The NIH has determined it will restrict—not eliminate—federal funding of medical research on chimpanzees. From the NYT story:
The National Institutes of Health on Thursday suspended all new grants for biomedical and behavioral research on chimpanzees and accepted the first uniform criteria for assessing the necessity of such research. Those guidelines require that the research be necessary for human health, and that there be no other way to accomplish it.
In making the announcement, Dr. Francis S. Collins, the director of the N.I.H., said that chimps, as the closest human relatives, deserve “special consideration and respect” and that the agency was accepting the recommendations released earlier in the day by an expert committee of the Institute of Medicine, which concluded that most research on chimpanzees was unnecessary...

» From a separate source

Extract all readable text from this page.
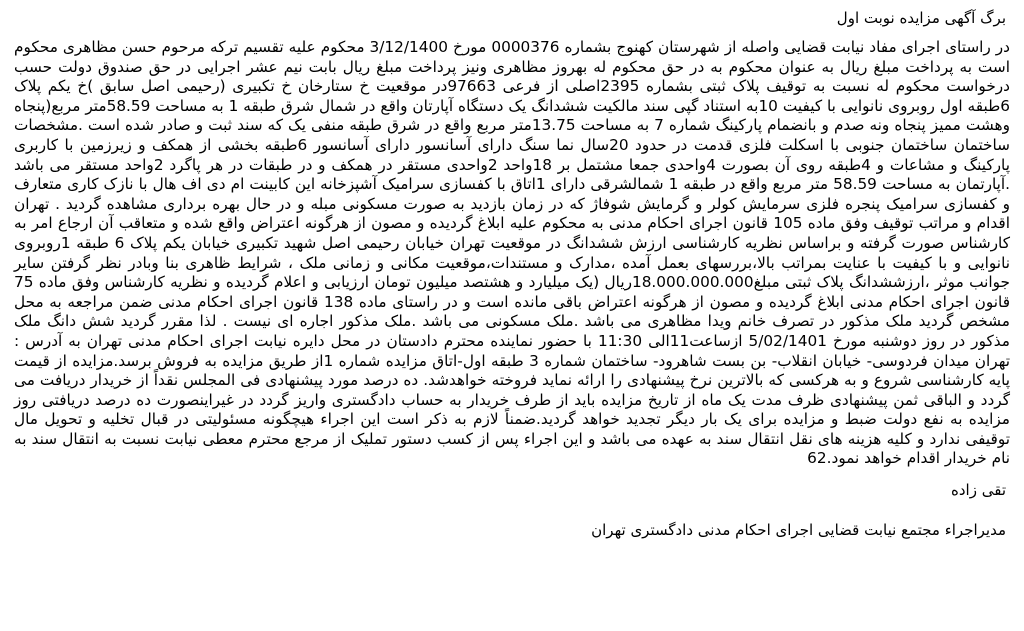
برگ آگهی مزایده نوبت اول

در راستای اجرای مفاد نیابت قضایی واصله از شهرستان کهنوج بشماره 0000376 مورخ 3/12/1400 محکوم علیه تقسیم ترکه مرحوم حسن مظاهری محکوم است به پرداخت مبلغ ریال به عنوان محکوم به در حق محکوم له بهروز مظاهری ونیز پرداخت مبلغ ریال بابت نیم عشر اجرایی در حق صندوق دولت حسب درخواست محکوم له نسبت به توقیف پلاک ثبتی بشماره 2395اصلی از فرعی 97663در موقعیت خ ستارخان خ تکبیری (رحیمی اصل سابق )خ یکم پلاک 6طبقه اول روبروی نانوایی با کیفیت 10به استناد گپی سند مالکیت ششدانگ یک دستگاه آپارتان واقع در شمال شرق طبقه 1 به مساحت 58.59متر مربع(پنجاه وهشت ممیز پنجاه ونه صدم و بانضمام پارکینگ شماره 7 به مساحت 13.75متر مربع واقع در شرق طبقه منفی یک که سند ثبت و صادر شده است .مشخصات ساختمان ساختمان جنوبی با اسکلت فلزی قدمت در حدود 20سال نما سنگ دارای آسانسور دارای آسانسور 6طبقه بخشی از همکف و زیرزمین با کاربری پارکینگ و مشاعات و 4طبقه روی آن بصورت 4واحدی جمعا مشتمل بر 18واحد 2واحدی مستقر در همکف و در طبقات در هر پاگرد 2واحد مستقر می باشد .آپارتمان به مساحت 58.59 متر مربع واقع در طبقه 1 شمالشرقی دارای 1اتاق با کفسازی سرامیک آشپزخانه این کابینت ام دی اف هال با نازک کاری متعارف و کفسازی سرامیک پنجره فلزی سرمایش کولر و گرمایش شوفاژ که در زمان بازدید به صورت مسکونی مبله و در حال بهره برداری مشاهده گردید . تهران اقدام و مراتب توقیف وفق ماده 105 قانون اجرای احکام مدنی به محکوم علیه ابلاغ گردیده و مصون از هرگونه اعتراض واقع شده و متعاقب آن ارجاع امر به کارشناس صورت گرفته و براساس نظریه کارشناسی ارزش ششدانگ در موقعیت تهران خیابان رحیمی اصل شهید تکبیری خیابان یکم پلاک 6 طبقه 1روبروی نانوایی و با کیفیت با عنایت بمراتب بالا،بررسهای بعمل آمده ،مدارک و مستندات،موقعیت مکانی و زمانی ملک ، شرایط ظاهری بنا وبادر نظر گرفتن سایر جوانب موثر ،ارزششدانگ پلاک ثبتی مبلغ18.000.000.000ریال (یک میلیارد و هشتصد میلیون تومان ارزیابی و اعلام گردیده و نظریه کارشناس وفق ماده 75 قانون اجرای احکام مدنی ابلاغ گردیده و مصون از هرگونه اعتراض باقی مانده است و در راستای ماده 138 قانون اجرای احکام مدنی ضمن مراجعه به محل مشخص گردید ملک مذکور در تصرف خانم ویدا مظاهری می باشد .ملک مسکونی می باشد .ملک مذکور اجاره ای نیست . لذا مقرر گردید شش دانگ ملک مذکور در روز دوشنبه مورخ 5/02/1401 ازساعت11الی 11:30 با حضور نماینده محترم دادستان در محل دایره نیابت اجرای احکام مدنی تهران به آدرس : تهران میدان فردوسی- خیابان انقلاب- بن بست شاهرود- ساختمان شماره 3 طبقه اول-اتاق مزایده شماره 1از طریق مزایده به فروش برسد.مزایده از قیمت پایه کارشناسی شروع و به هرکسی که بالاترین نرخ پیشنهادی را ارائه نماید فروخته خواهدشد. ده درصد مورد پیشنهادی فی المجلس نقداً از خریدار دریافت می گردد و الباقی ثمن پیشنهادی ظرف مدت یک ماه از تاریخ مزایده باید از طرف خریدار به حساب دادگستری واریز گردد در غیراینصورت ده درصد دریافتی روز مزایده به نفع دولت ضبط و مزایده برای یک بار دیگر تجدید خواهد گردید.ضمناً لازم به ذکر است این اجراء هیچگونه مسئولیتی در قبال تخلیه و تحویل مال توقیفی ندارد و کلیه هزینه های نقل انتقال سند به عهده می باشد و این اجراء پس از کسب دستور تملیک از مرجع محترم معطی نیابت نسبت به انتقال سند به نام خریدار اقدام خواهد نمود.62

تقی زاده
مدیراجراء مجتمع نیابت قضایی اجرای احکام مدنی دادگستری تهران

The report offered two sets of criteria, one for biomedical experiments, which it said could be considered necessary when there was no other way to do the research with other animals, lab techniques or human subjects and if not doing the research would “significantly slow or prevent important advancements to prevent, control and/or treat life-threatening or debilitating conditions.”
Notice, that we are always the measure because we are exceptional.
So, what kinds of research still require chimps?
The committee identified two areas where it said the use of chimpanzees could be necessary. One is research on a preventive vaccine for hepatitisC. The committee could not agree on whether this research fit the criteria and so left that decision open. In the second area, research on immunology involving monoclonal antibodies, the committee concluded that experimenting on chimps was not necessary because of new technology, but because the new technology was not widespread, projects now under way should be allowed to reach completion.
Government funding criteria send strong ethical messages—as President Bush did with embryonic stem cell research. This seems the proper decision, and for similar reasons.
Moreover, I am most pleased that the policy change was based on animal welfare—not animal rights—principles. If there are legitimate reasons to do chimp research, it can still be funded by the NIH. In any event, such research should not be outlawed. You never know when that special case will arise.